During DFS, when considering an out-edge of the current vertex, the edge can be categorized as follows:

the target vertex is white: this is a tree edge
the target vertex is gray: this is a back edge
the target vertex is black: this could either be a forward or cross edge

Do the DFS example again but with the white/gray/black colors.

Discover and Finish Times

We can discover yet more structure of the graph if we record timestamps on a vertex when it is discovered (turned from white to gray) and when it is finished (turned from gray to black).

This is useful when constructing other algorithms that use DFS, such as topological sort. Here are the discover/finish times for the DFS tree we computed above, shown again below.

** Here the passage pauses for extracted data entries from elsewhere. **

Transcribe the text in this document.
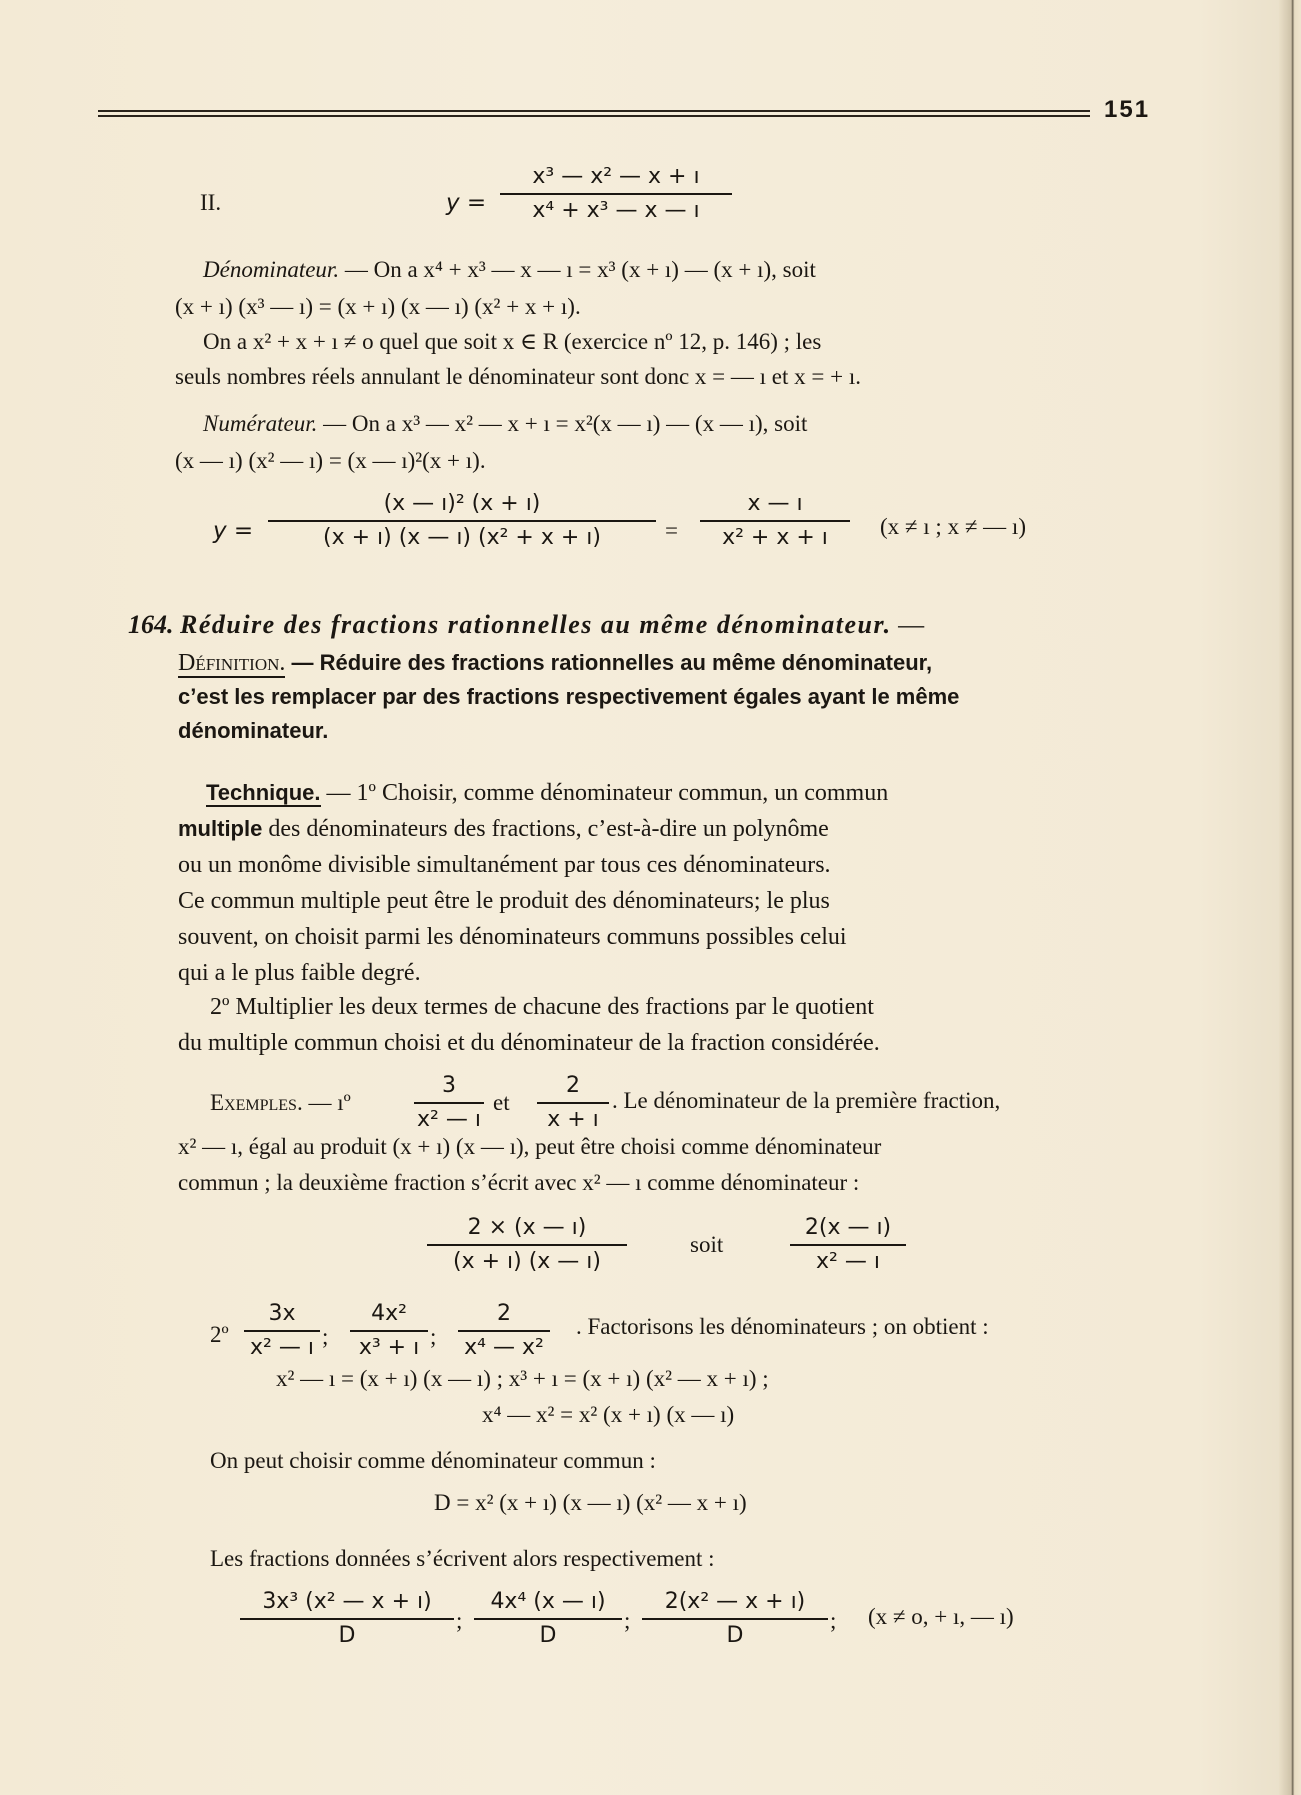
151
II.	$y = \frac{\text{x³ — x² — x + ı}}{\text{x⁴ + x³ — x — ı}}$
Dénominateur. — On a x⁴ + x³ — x — ı = x³ (x + ı) — (x + ı), soit
(x + ı) (x³ — ı) = (x + ı) (x — ı) (x² + x + ı).
On a x² + x + ı ≠ o quel que soit x ∈ R (exercice nº 12, p. 146) ; les
seuls nombres réels annulant le dénominateur sont donc x = — ı et x = + ı.
Numérateur. — On a x³ — x² — x + ı = x²(x — ı) — (x — ı), soit
(x — ı) (x² — ı) = (x — ı)²(x + ı).
$y = \frac{\text{(x — ı)² (x + ı)}}{\text{(x + ı) (x — ı) (x² + x + ı)}} = \frac{x — ı}{\text{x² + x + ı}} (x$ ≠ ı ; x ≠ — ı)
164. Réduire des fractions rationnelles au même dénominateur. —
Définition. — Réduire des fractions rationnelles au même dénominateur,
c’est les remplacer par des fractions respectivement égales ayant le même
dénominateur.
Technique. — 1º Choisir, comme dénominateur commun, un commun
multiple des dénominateurs des fractions, c’est-à-dire un polynôme
ou un monôme divisible simultanément par tous ces dénominateurs.
Ce commun multiple peut être le produit des dénominateurs; le plus
souvent, on choisit parmi les dénominateurs communs possibles celui
qui a le plus faible degré.
2º Multiplier les deux termes de chacune des fractions par le quotient
du multiple commun choisi et du dénominateur de la fraction considérée.
Exemples. — ıº	$\frac{3}{\text{x² — ı}}$ et $\frac{2}{x + ı}$ . Le dénominateur de la première fraction,
x² — ı, égal au produit (x + ı) (x — ı), peut être choisi comme dénominateur
commun ; la deuxième fraction s’écrit avec x² — ı comme dénominateur :
$\frac{2 \times (x — ı)}{(x + ı) (x — ı)}$	soit	$\frac{2(x — ı)}{\text{x² — ı}}$
2º $\frac{3x}{\text{x² — ı}}$ ; $\frac{\text{4x²}}{\text{x³ + ı}}$ ; $\frac{2}{\text{x⁴ — x²}}$ . Factorisons les dénominateurs ; on obtient :
x² — ı = (x + ı) (x — ı) ; x³ + ı = (x + ı) (x² — x + ı) ;
x⁴ — x² = x² (x + ı) (x — ı)
On peut choisir comme dénominateur commun :
D = x² (x + ı) (x — ı) (x² — x + ı)
Les fractions données s’écrivent alors respectivement :
$\frac{\text{3x³ (x² — x + ı)}}{D}$ ; $\frac{\text{4x⁴ (x — ı)}}{D}$ ; $\frac{\text{2(x² — x + ı)}}{D}$ ; (x ≠ o, + ı, — ı)
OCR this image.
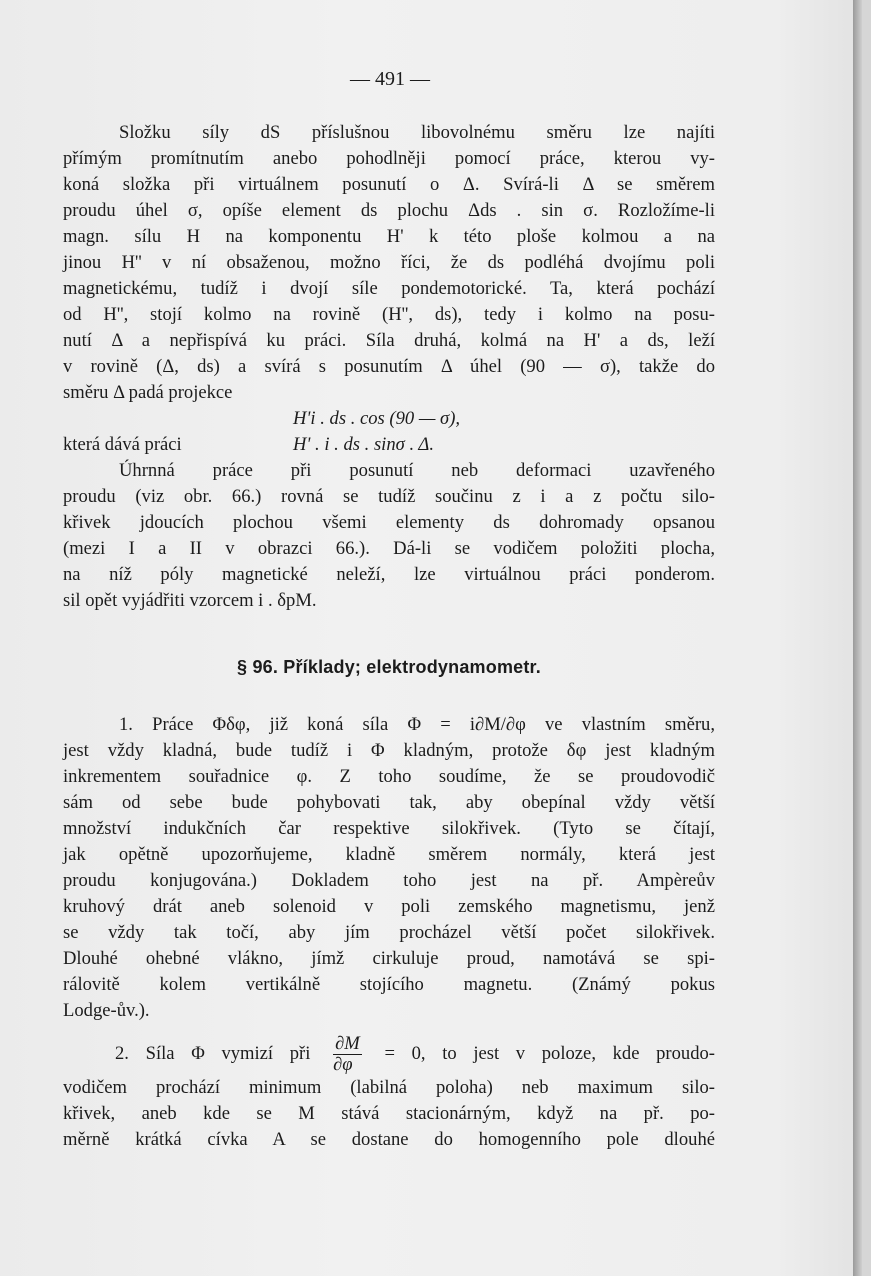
— 491 —
Složku síly dS příslušnou libovolnému směru lze najíti
přímým promítnutím anebo pohodlněji pomocí práce, kterou vy-
koná složka při virtuálnem posunutí o Δ. Svírá-li Δ se směrem
proudu úhel σ, opíše element ds plochu Δds . sin σ. Rozložíme-li
magn. sílu H na komponentu H' k této ploše kolmou a na
jinou H'' v ní obsaženou, možno říci, že ds podléhá dvojímu poli
magnetickému, tudíž i dvojí síle pondemotorické. Ta, která pochází
od H'', stojí kolmo na rovině (H'', ds), tedy i kolmo na posu-
nutí Δ a nepřispívá ku práci. Síla druhá, kolmá na H' a ds, leží
v rovině (Δ, ds) a svírá s posunutím Δ úhel (90 — σ), takže do
směru Δ padá projekce
H'i . ds . cos (90 — σ),
která dává práci	H' . i . ds . sinσ . Δ.
Úhrnná práce při posunutí neb deformaci uzavřeného
proudu (viz obr. 66.) rovná se tudíž součinu z i a z počtu silo-
křivek jdoucích plochou všemi elementy ds dohromady opsanou
(mezi I a II v obrazci 66.). Dá-li se vodičem položiti plocha,
na níž póly magnetické neleží, lze virtuálnou práci ponderom.
sil opět vyjádřiti vzorcem i . δpM.
§ 96. Příklady; elektrodynamometr.
1. Práce Φδφ, již koná síla Φ = i∂M/∂φ ve vlastním směru,
jest vždy kladná, bude tudíž i Φ kladným, protože δφ jest kladným
inkrementem souřadnice φ. Z toho soudíme, že se proudovodič
sám od sebe bude pohybovati tak, aby obepínal vždy větší
množství indukčních čar respektive silokřivek. (Tyto se čítají,
jak opětně upozorňujeme, kladně směrem normály, která jest
proudu konjugována.) Dokladem toho jest na př. Ampèreův
kruhový drát aneb solenoid v poli zemského magnetismu, jenž
se vždy tak točí, aby jím procházel větší počet silokřivek.
Dlouhé ohebné vlákno, jímž cirkuluje proud, namotává se spi-
rálovitě kolem vertikálně stojícího magnetu. (Známý pokus
Lodge-ův.).
2. Síla Φ vymizí při $\frac{\partial M}{\partial\varphi} = 0$, to jest v poloze, kde proudo-
vodičem prochází minimum (labilná poloha) neb maximum silo-
křivek, aneb kde se M stává stacionárným, když na př. po-
měrně krátká cívka A se dostane do homogenního pole dlouhé
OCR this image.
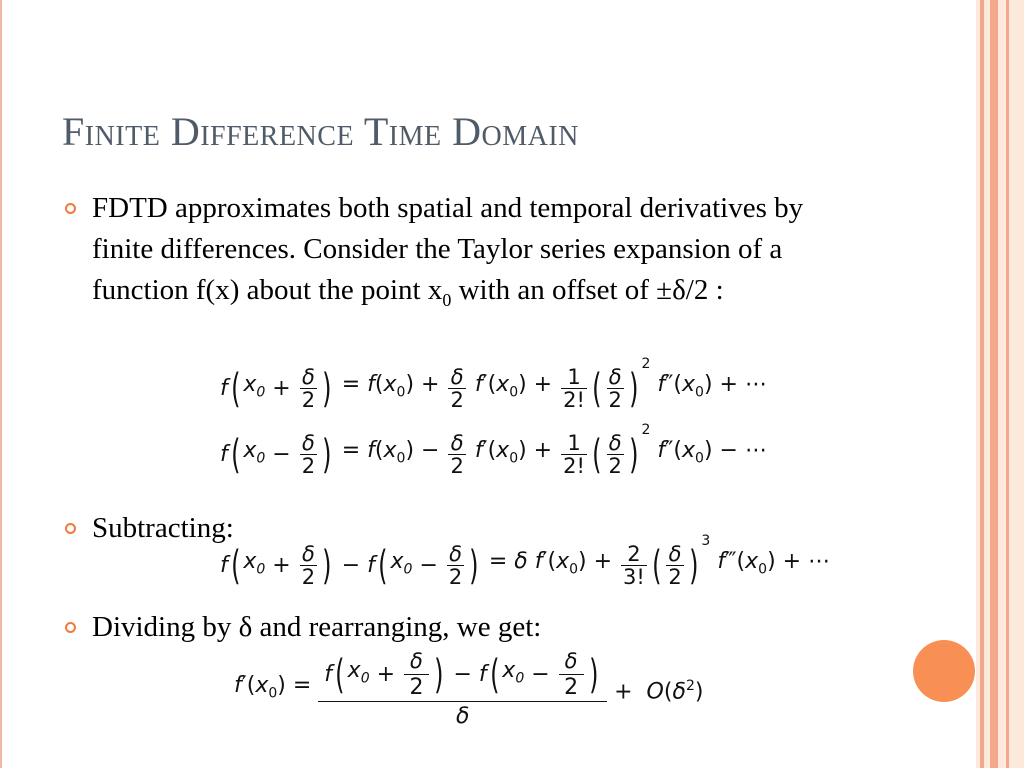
Finite Difference Time Domain
FDTD approximates both spatial and temporal derivatives by finite differences. Consider the Taylor series expansion of a function f(x) about the point $x_0$ with an offset of ±δ/2 :
f( $x_0 + \frac{\delta}{2}$ ) = $f(x_0) + \frac{\delta}{2} f'(x_0) + \frac{1}{2!}$ ( $\frac{\delta}{2} )^2$ $f''(x_0)$ + ⋯
f( $x_0 - \frac{\delta}{2}$ ) = $f(x_0) - \frac{\delta}{2} f'(x_0) + \frac{1}{2!}$ ( $\frac{\delta}{2} )^2$ $f''(x_0)$ − ⋯
Subtracting:
f( $x_0 + \frac{\delta}{2}$ ) − f( $x_0 - \frac{\delta}{2}$ ) = δ $f'(x_0) + \frac{2}{3!}$ ( $\frac{\delta}{2} )^3$ $f‴(x_0)$ + ⋯
Dividing by δ and rearranging, we get:
$f'(x_0) = f$( $x_0 + \frac{\delta}{2}$ ) − f( $x_0 - \frac{\delta}{2}$ )
δ
+  $O(\delta^2)$
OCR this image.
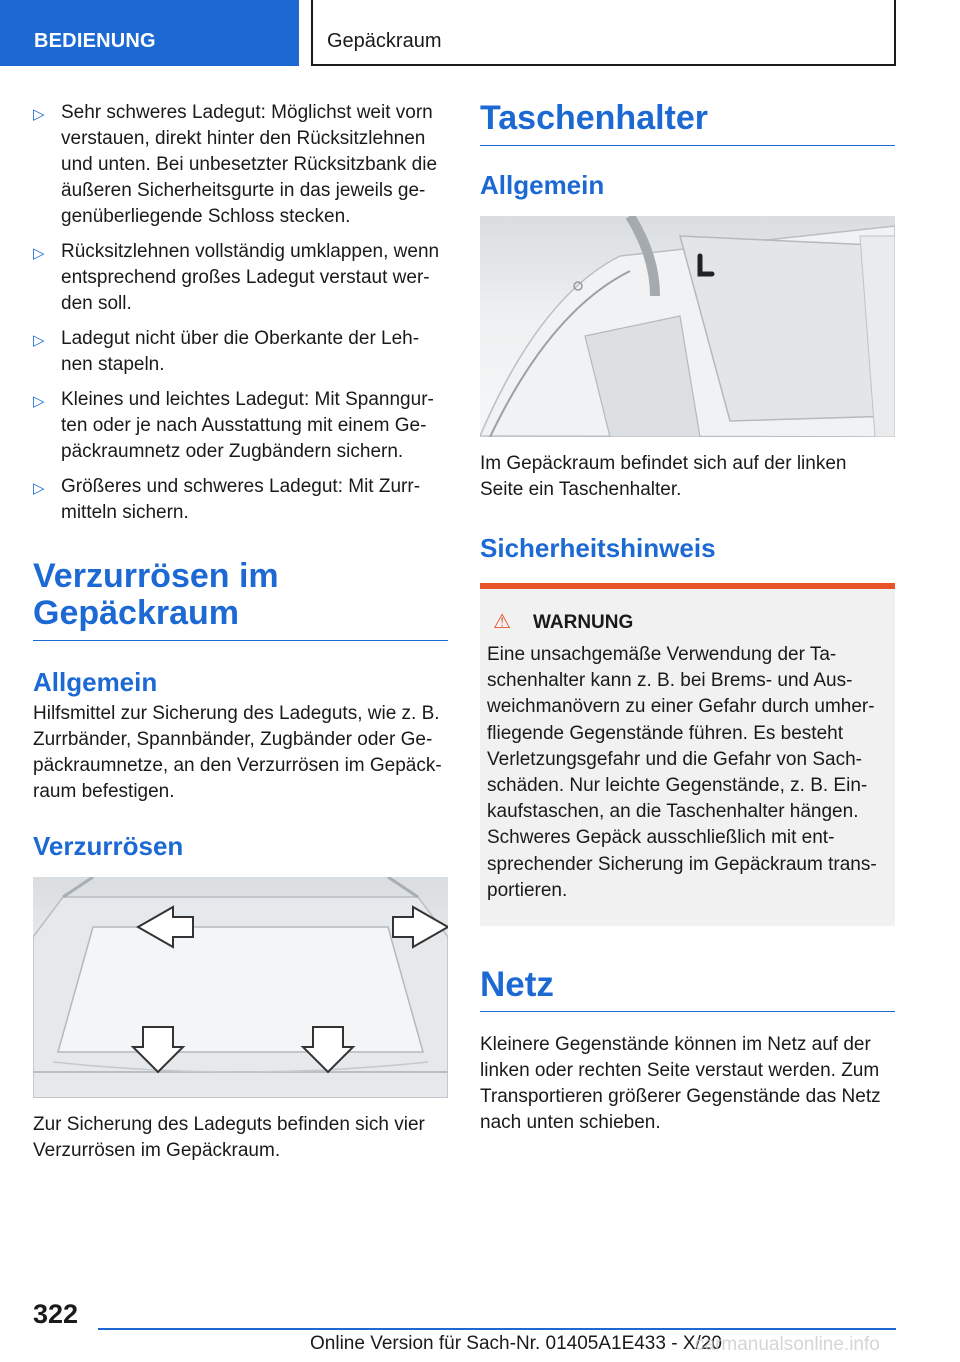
BEDIENUNG	Gepäckraum
▷ Sehr schweres Ladegut: Möglichst weit vorn verstauen, direkt hinter den Rücksitzlehnen und unten. Bei unbesetzter Rücksitzbank die äußeren Sicherheitsgurte in das jeweils ge-genüberliegende Schloss stecken.
▷ Rücksitzlehnen vollständig umklappen, wenn entsprechend großes Ladegut verstaut wer-den soll.
▷ Ladegut nicht über die Oberkante der Leh-nen stapeln.
▷ Kleines und leichtes Ladegut: Mit Spanngur-ten oder je nach Ausstattung mit einem Ge-päckraumnetz oder Zugbändern sichern.
▷ Größeres und schweres Ladegut: Mit Zurr-mitteln sichern.
Verzurrösen im Gepäckraum
Allgemein
Hilfsmittel zur Sicherung des Ladeguts, wie z. B. Zurrbänder, Spannbänder, Zugbänder oder Ge-päckraumnetze, an den Verzurrösen im Gepäck-raum befestigen.
Verzurrösen
Zur Sicherung des Ladeguts befinden sich vier Verzurrösen im Gepäckraum.
Taschenhalter
Allgemein
Im Gepäckraum befindet sich auf der linken Seite ein Taschenhalter.
Sicherheitshinweis
⚠ WARNUNG
Eine unsachgemäße Verwendung der Ta-schenhalter kann z. B. bei Brems- und Aus-weichmanövern zu einer Gefahr durch umher-fliegende Gegenstände führen. Es besteht Verletzungsgefahr und die Gefahr von Sach-schäden. Nur leichte Gegenstände, z. B. Ein-kaufstaschen, an die Taschenhalter hängen. Schweres Gepäck ausschließlich mit ent-sprechender Sicherung im Gepäckraum trans-portieren.
Netz
Kleinere Gegenstände können im Netz auf der linken oder rechten Seite verstaut werden. Zum Transportieren größerer Gegenstände das Netz nach unten schieben.
322
Online Version für Sach-Nr. 01405A1E433 - X/20
carmanualsonline.info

**Depth-first tree with discover/finish times.**

What’s the relationship between topological ordering and depth-first search?

Let’s look at the depth-first forest and discover/finish times of the makefile graph.

**Makefile dependencies with discover/finish time.**

Here’s the vertices ordered by finish time: f,d,a,b,e,c.

That’s the reverse of one of the topological orders: c,e,b,a,d,f.

Why is that? A vertex is finished after every vertex that depends on it is finished. That’s the same as topological ordering except we’ve swapped before for after.